FERMETURE DE LA RAFFINERIE DES FLANDRES
Les salariés de Total hésitent entre l'épilogue ou la déclaration de guerre
mardi 09.03.2010, 05:04
Les salariés ont accueilli froidement mais sans surprise l'annonce de la fermeture du site de Mardyck. PHOTO JEAN-PIERRE BRUNET.Après des mois de périphrases, la direction de Total a annoncé, hier, la « fermeture » de la raffinerie des Flandres. Une clarification qui a provoqué la colère des salariés et la radicalisation du mouvement : les grévistes restés à Mardyck, qui ont regardé à la télévision leurs collègues affronter les forces de l'ordre sur le parvis de La Défense, pronostiquent pour ce matin une assemblée générale « électrique ».
« On était un beau bateau, à quai, avec un capitaine et un équipage. Ils ont largué les amarres, le capitaine s'est enfui.
Maintenant on est à la dérive et on risque de se prendre une vague ou un récif, à moins qu'ils ne viennent avec un sous-marin pour nous torpiller. » Ce salarié de Total, friand de métaphores, a souhaité garder l'anonymat. Convaincu que ce qui est en train de se jouer à Dunkerque n'est « qu'une goutte d'eau » dans l'océan du groupe, il attend le sursaut final. Avant le naufrage.

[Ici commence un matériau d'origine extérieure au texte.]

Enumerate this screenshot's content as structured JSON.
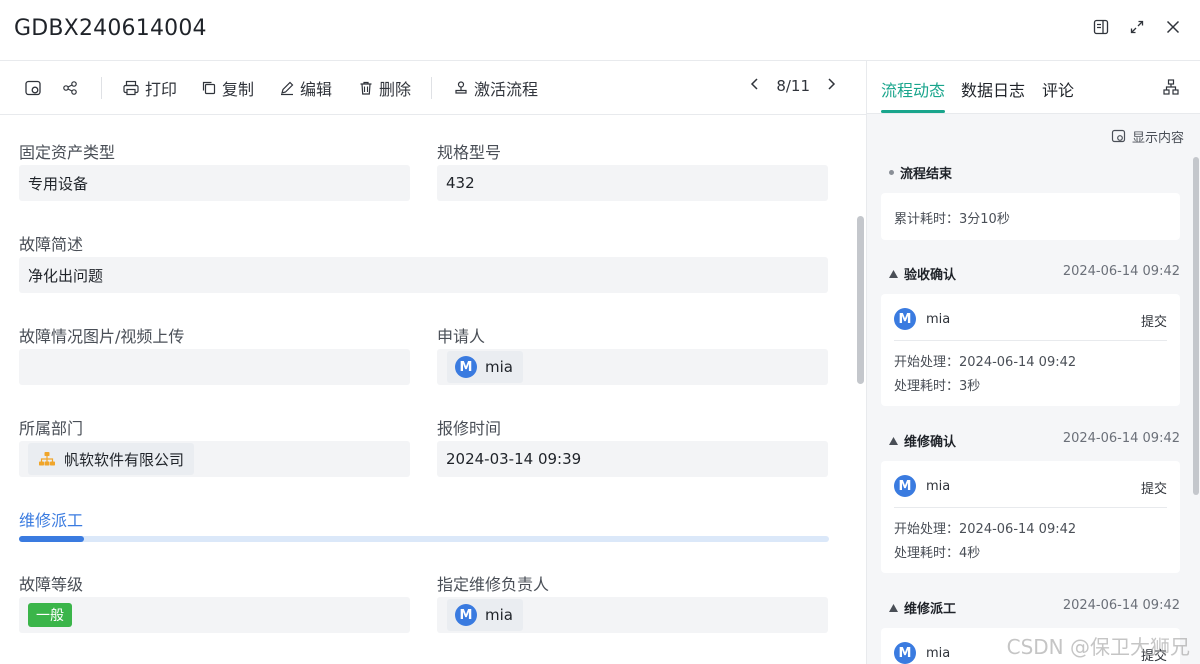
{
  "window": {
    "title": "GDBX240614004",
    "actions": [
      "sidebar-toggle",
      "expand",
      "close"
    ]
  },
  "toolbar": {
    "print": "打印",
    "copy": "复制",
    "edit": "编辑",
    "delete": "删除",
    "activate": "激活流程",
    "pager": "8/11"
  },
  "form": {
    "asset_type": {
      "label": "固定资产类型",
      "value": "专用设备"
    },
    "spec": {
      "label": "规格型号",
      "value": "432"
    },
    "fault_desc": {
      "label": "故障简述",
      "value": "净化出问题"
    },
    "upload": {
      "label": "故障情况图片/视频上传",
      "value": ""
    },
    "applicant": {
      "label": "申请人",
      "avatar": "M",
      "value": "mia"
    },
    "department": {
      "label": "所属部门",
      "value": "帆软软件有限公司"
    },
    "report_time": {
      "label": "报修时间",
      "value": "2024-03-14 09:39"
    },
    "section": {
      "title": "维修派工",
      "progress": 0.08
    },
    "fault_level": {
      "label": "故障等级",
      "value": "一般"
    },
    "assignee": {
      "label": "指定维修负责人",
      "avatar": "M",
      "value": "mia"
    }
  },
  "panel": {
    "tabs": [
      "流程动态",
      "数据日志",
      "评论"
    ],
    "active_tab": 0,
    "show_content": "显示内容",
    "end_node": {
      "title": "流程结束",
      "elapsed": "累计耗时：3分10秒"
    },
    "nodes": [
      {
        "title": "验收确认",
        "date": "2024-06-14 09:42",
        "user": "mia",
        "avatar": "M",
        "action": "提交",
        "start": "开始处理：2024-06-14 09:42",
        "cost": "处理耗时：3秒"
      },
      {
        "title": "维修确认",
        "date": "2024-06-14 09:42",
        "user": "mia",
        "avatar": "M",
        "action": "提交",
        "start": "开始处理：2024-06-14 09:42",
        "cost": "处理耗时：4秒"
      },
      {
        "title": "维修派工",
        "date": "2024-06-14 09:42",
        "user": "mia",
        "avatar": "M",
        "action": "提交"
      }
    ]
  },
  "watermark": "CSDN @保卫大狮兄",
  "colors": {
    "accent_green": "#19a58c",
    "accent_blue": "#3a7be0",
    "tag_green": "#3bb54a"
  }
}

Dès le milieu de matinée, le délégué CGT David Calbet a relayé auprès des grévistes de Mardyck les informations distillées par les collègues présents au comité d'entreprise. « Ils prévoient une école, un centre d'assistance, un dépôt », énumère-t-il, avant de conclure : « On fait des réunions à Paris toutes les deux semaines et on continue à nous raconter les mêmes conneries. Ils se foutent de nous ! »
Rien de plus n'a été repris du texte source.